Negotiators in the UK and the EU have reached an outline deal on the divorce bill that Britain will pay when it leaves the bloc, clearing a hurdle in talks and leaving the issue of the Irish border as the last major obstacle to starting trade negotiations.
“It’s clearly a positive catalyst for the pound although there is still a risk that the Irish border issue could prevent a breakthrough in Brexit talks next month,” Lee Hardman, a currency strategist at MUFG in London, said in e-mailed comments.
“Nevertheless, we are more confident in our bullish pound outlook, which rests on the assumption that a timely transitional arrangement is agreed early next year.”
Sterling climbed as much as 0.7 per cent to $1.3429, the highest level since September 29th, before falling back slightly. Against the euro, sterling went as low as 88.37p at one stage.
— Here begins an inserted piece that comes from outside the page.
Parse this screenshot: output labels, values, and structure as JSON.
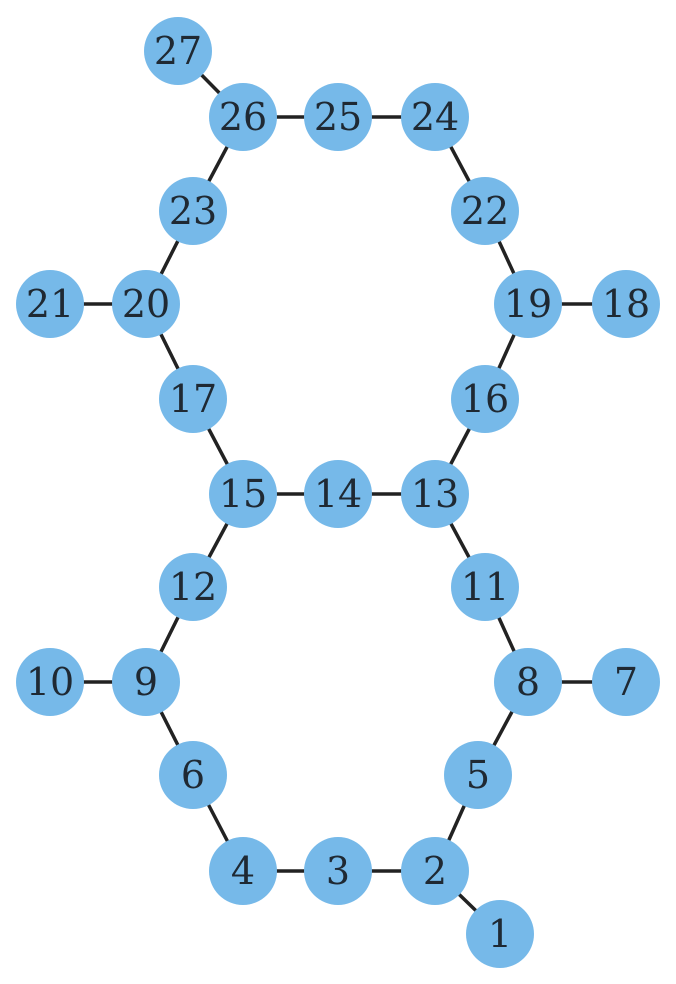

Sterling touched 90p against the euro in mid-October, amid concerns over the Brexit talks and evidence of a weakening economy. Any rate over 90p is seen as problematic for many Irish exporters.
The UK currency has advanced over the last three following the Bank of England’s November 2nd decision to raise rates for the first time in 10 years.
Progress in Brexit talks could make further policy tightening more likely, should the economy’s performance exceed the bank’s expectations. However sterling could also be vulnerable to any further signs of difficulties in the talks.